Profisportler, der nach 19 bis 20 Gläsern Tequila zusammenbrach
Vor dem Berliner Landgericht wird gerade der Prozeß um das tödliche Tequila-Wetttrinken verhandelt
Die Staatsanwaltschaft beantragte zunächst, etliche Anklagepunkte des Verfahrens einzustellen, weil die zu erwartende Strafe nicht beträchtlich sein könne. Ihr Vertreter wiederholte ausdrücklich, was der Vorsitzende Richter zu Beginn des Verfahrens gesagt hatte: Dies sei ein Strafprozess, keine Aufklärung über Missstände wie der verbreitete Alkoholmissbrauch von Jugendlichen. Der Angeklagte solle nicht zum "Sündenbock" gemacht, sondern es müsse ihm "strafrechtlich relevantes Verhalten" nachgewiesen werden. Das ist seiner Auffassung nach in den vergangenen Monaten gelungen.
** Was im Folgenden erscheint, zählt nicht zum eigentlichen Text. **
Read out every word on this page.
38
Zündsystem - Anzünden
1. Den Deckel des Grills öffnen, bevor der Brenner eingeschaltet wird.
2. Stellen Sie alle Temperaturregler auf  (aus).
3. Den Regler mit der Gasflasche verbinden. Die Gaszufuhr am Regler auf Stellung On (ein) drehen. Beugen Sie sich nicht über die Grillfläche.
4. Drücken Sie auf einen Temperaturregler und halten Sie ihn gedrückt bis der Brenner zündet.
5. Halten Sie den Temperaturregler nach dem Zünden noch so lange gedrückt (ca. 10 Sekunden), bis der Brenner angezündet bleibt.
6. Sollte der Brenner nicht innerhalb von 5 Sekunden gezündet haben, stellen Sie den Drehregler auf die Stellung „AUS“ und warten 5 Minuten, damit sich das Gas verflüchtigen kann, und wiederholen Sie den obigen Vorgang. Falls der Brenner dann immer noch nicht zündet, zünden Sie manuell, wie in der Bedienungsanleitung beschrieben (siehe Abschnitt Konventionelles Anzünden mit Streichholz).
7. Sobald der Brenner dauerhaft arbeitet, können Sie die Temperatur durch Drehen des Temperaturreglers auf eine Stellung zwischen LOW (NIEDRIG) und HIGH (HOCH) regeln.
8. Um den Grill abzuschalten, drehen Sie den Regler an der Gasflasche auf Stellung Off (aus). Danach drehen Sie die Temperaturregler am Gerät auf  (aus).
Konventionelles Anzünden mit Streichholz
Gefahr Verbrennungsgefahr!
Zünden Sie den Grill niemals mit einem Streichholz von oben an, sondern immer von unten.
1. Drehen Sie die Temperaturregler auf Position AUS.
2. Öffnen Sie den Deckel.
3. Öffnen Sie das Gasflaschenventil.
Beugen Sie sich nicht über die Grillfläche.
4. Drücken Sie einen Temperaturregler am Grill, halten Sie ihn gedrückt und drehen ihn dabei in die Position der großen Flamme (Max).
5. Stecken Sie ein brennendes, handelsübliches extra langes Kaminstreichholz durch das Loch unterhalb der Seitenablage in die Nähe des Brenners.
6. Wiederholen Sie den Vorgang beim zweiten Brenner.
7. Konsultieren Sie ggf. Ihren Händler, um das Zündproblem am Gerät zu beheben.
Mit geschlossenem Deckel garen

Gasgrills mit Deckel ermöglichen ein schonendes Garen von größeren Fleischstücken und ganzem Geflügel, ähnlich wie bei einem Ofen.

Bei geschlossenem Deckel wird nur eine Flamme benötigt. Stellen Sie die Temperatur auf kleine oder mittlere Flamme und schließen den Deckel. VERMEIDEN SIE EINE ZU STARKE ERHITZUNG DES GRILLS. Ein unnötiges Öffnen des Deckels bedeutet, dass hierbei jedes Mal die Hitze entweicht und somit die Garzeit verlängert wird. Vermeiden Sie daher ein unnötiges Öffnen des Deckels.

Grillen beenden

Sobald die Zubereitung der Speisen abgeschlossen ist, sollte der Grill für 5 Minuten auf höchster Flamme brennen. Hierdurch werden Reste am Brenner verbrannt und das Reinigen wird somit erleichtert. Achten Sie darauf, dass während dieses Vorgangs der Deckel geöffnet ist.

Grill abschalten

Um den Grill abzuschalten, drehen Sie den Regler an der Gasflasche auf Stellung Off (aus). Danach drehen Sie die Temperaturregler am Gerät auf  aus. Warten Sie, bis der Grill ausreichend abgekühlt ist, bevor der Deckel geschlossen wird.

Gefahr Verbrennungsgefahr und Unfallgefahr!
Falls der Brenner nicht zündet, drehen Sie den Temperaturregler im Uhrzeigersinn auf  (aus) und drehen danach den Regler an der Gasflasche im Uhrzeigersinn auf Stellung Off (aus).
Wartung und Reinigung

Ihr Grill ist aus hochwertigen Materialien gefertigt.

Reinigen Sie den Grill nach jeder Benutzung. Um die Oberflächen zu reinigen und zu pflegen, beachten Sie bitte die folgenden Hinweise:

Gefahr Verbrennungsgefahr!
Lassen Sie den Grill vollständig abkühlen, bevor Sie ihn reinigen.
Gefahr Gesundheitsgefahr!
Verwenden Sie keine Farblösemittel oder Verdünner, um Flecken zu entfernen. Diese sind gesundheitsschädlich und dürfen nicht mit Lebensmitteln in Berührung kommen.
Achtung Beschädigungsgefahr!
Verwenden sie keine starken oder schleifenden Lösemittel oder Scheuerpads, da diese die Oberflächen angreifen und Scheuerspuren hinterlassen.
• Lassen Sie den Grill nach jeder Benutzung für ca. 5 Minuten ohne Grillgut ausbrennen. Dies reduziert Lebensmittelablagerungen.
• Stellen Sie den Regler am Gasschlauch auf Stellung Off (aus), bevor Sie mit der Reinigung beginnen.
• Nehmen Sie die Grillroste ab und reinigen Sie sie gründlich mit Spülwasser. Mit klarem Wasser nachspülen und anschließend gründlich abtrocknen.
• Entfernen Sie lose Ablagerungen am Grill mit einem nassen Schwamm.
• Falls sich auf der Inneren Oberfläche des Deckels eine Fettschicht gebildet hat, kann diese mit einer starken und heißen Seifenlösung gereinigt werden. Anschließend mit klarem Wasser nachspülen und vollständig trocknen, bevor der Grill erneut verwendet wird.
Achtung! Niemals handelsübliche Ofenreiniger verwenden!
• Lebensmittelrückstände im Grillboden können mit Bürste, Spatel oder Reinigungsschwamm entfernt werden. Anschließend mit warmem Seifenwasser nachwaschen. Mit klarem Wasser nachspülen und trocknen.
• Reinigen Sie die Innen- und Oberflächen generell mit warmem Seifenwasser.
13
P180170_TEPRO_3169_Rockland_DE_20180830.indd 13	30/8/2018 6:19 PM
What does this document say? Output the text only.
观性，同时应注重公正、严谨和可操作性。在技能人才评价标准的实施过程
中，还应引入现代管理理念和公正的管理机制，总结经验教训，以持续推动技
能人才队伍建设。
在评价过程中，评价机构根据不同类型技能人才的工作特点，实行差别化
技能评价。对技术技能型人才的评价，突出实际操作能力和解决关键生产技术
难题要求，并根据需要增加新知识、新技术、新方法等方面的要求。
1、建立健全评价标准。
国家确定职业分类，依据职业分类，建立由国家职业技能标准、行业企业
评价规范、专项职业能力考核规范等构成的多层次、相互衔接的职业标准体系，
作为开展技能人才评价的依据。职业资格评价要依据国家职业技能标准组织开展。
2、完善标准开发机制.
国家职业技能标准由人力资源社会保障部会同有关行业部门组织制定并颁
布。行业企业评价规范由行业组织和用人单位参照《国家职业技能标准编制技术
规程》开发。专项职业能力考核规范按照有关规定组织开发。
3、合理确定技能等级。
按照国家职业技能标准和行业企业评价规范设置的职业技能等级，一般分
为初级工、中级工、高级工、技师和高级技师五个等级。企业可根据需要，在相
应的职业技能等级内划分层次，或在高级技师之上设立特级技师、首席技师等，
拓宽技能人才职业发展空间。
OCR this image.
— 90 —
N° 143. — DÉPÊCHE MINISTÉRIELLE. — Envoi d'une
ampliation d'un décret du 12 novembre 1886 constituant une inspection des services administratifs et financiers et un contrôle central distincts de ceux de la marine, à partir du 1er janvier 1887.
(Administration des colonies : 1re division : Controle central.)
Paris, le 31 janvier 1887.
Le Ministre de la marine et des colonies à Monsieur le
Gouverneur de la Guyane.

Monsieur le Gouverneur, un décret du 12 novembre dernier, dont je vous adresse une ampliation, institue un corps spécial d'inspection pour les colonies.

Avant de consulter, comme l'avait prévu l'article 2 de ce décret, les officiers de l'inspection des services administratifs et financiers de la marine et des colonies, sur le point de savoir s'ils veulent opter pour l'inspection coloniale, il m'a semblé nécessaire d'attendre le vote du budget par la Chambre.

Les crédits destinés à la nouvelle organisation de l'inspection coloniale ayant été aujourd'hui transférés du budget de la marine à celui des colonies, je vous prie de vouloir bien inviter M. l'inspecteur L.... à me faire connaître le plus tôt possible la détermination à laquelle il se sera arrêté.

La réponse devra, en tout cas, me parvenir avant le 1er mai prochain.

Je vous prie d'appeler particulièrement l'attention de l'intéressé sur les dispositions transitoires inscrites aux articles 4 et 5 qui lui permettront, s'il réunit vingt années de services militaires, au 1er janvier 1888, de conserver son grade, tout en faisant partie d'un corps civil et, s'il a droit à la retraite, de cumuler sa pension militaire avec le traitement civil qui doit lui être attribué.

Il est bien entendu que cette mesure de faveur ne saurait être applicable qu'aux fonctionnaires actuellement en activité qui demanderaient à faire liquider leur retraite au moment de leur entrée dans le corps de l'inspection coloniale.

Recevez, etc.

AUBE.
Das Geschäftsprinzip seines Lokals "Eye T." sei gewesen, billig Alkohol an Jugendliche auszuschenken. Aytac G. habe gewusst, dass Lukas erst im August 2006 sechzehn Jahre alt geworden war, schließlich hatte Lukas seinen Geburtstag im "Eye T." gefeiert - mit Gratisdrinks vom Wirt. Im Juli 2006 habe dieser schon einmal ein Wetttrinken veranstaltet, mit einem Profisportler, der nach 19 bis 20 Gläsern Tequila zusammenbrach und noch am nächsten Morgen in einem derartig besorgniserregenden Zustand war, dass Kellner die Feuerwehr riefen.
Vier Jahre Freiheitsstrafe sei angemessen
Aytac G. habe die Feuerwehr jedoch zurückgeschickt, weil er sich Sorgen um seine Lizenz gemacht habe. Vorstöße von Lukas, auch mit ihm ein Wetttrinken zu veranstalten, habe er nicht etwa abgelehnt, sondern es mit ihm für die frühen Morgenstunden des 25. Februar 2007 vereinbart. Zuvor habe er eine Flasche Tequila präpariert, so dass er zunächst nur Wasser getrunken habe.
Nach seinem "Sieg" habe er gewusst, dass Lukas gefährdet war, und habe Vorsorge getroffen, dass er nicht etwa an Erbrochenem ersticken könne. Die Tatherrschaft habe er besessen, er habe mit "aktivem Tun" Lukas eine gefährliche Körperverletzung zugefügt - die mit dessen Tod endete. Lukas' Einwilligung habe, rechtlich gesehen, dort ihre Grenze, wo es nicht nur um seine Gesundheit, sondern um sein Leben ging: Das Rechtsgut des Lebens sei nicht disponibel. Vier Jahre Freiheitsstrafe, das sei angemessen für Aytac G.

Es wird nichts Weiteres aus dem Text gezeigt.